La Fnac, celle magnifique des Halles, fut le premier endroit où je me rendis quand je débarquai à Paris à la toute fin de 1988. Je ne concevais d’ailleurs même à l’époque qu’il pût exister d’autres librairies à Paris… Ses rayons contenaient ce que je ne pouvais pas même imaginer dans mes rêves les plus fous. Le seul rayon de poésie devait contenir à lui seul quatre, cinq, dix fois fois plus de livres que n’en avait la librairie de Givet où presque personne ne mettait les pieds. La Fnac d’aujourd’hui ne ressemble en rien à celle de mes rêves d’antan. Elle a dû s’adapter pour survivre. Le livre et le disque y sont anecdotiques. Mais, le jeune ou le moins jeune y trouve de quoi assouvir ses désirs s’il n’a pas la patience d’attendre la livraison d’Amazon.

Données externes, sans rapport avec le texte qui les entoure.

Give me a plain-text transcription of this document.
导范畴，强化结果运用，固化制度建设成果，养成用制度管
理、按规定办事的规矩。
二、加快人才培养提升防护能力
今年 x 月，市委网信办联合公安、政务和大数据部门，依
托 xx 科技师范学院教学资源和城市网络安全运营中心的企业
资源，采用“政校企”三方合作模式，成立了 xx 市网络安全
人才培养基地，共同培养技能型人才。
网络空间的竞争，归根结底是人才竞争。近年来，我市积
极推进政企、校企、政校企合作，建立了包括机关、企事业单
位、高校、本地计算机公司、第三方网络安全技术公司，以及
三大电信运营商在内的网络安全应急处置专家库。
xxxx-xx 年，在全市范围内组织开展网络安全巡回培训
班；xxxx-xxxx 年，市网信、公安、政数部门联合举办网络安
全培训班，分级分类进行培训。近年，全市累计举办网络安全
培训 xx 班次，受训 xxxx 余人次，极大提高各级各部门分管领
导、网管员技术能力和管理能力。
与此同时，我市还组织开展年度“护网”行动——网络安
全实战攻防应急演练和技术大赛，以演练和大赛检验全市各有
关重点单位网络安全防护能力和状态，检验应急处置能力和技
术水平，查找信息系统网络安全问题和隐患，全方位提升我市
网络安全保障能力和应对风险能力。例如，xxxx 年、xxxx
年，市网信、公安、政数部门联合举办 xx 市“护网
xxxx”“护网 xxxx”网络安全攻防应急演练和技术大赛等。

Peut-on franchement reprocher à quelqu’un qui a été matraqué par les pubs de McDonald’s pendant des dizaines d’années d’avoir la satisfaction de pouvoir y aller enfin quand il veut avec ses enfants ou même ses petits enfants ? Parce que, oui, il y a même un McDonald’s à Givet. Grâce à M. Wallendorff !
(à suivre).
* Voir le film Matrix auquel je fais allusion.